Tailoring cationic functional groups for enhanced stability and performance in Polysulfone-based anion exchange membranes

Anion exchange membranes (AEMs) are promising materials for electrochemical systems due to their compatibility with alkaline environments, enabling cost-effective use of non-precious metal catalysts. However, alkaline stability of cationic functional groups remains a key challenge. In this study, polysulfone-based AEMs were synthesized with two ammonium functional groups: trimethylammonium (TMA) and triethylammonium (TEA). NMR spectroscopy (including Pulsed Field Gradient method and relaxometry) and electrochemical impedance spectroscopy were employed to assess microstructure, conductivity, and durability. The shorter TMA chain enhanced hydrophilicity, conductivity, and alkaline stability. Fuel cell tests confirmed the poor chemical stability of qPSU-TEA, which degraded rapidly under operating conditions.

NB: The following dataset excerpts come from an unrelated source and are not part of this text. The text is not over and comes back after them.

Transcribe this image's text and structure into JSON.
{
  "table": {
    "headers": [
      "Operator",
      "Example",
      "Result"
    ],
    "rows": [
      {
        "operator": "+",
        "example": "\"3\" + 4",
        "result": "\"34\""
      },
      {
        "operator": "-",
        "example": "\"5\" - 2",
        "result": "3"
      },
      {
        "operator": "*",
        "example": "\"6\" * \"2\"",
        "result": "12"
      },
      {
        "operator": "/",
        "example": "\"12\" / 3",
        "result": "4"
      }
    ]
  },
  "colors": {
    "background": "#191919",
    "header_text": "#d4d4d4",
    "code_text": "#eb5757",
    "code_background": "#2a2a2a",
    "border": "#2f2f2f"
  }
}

In contrast, qPSU-TMA outperformed a commercial membrane (FAA-3–50) under identical conditions, achieving a peak power density of 220 mW/cm² at 60 °C and maintaining high performance at 80 °C. These findings highlight the robust electrochemical stability and interface integrity of qPSU-TMA at elevated temperatures, and underscore the critical role of cationic group design in optimizing AEM performance and durability.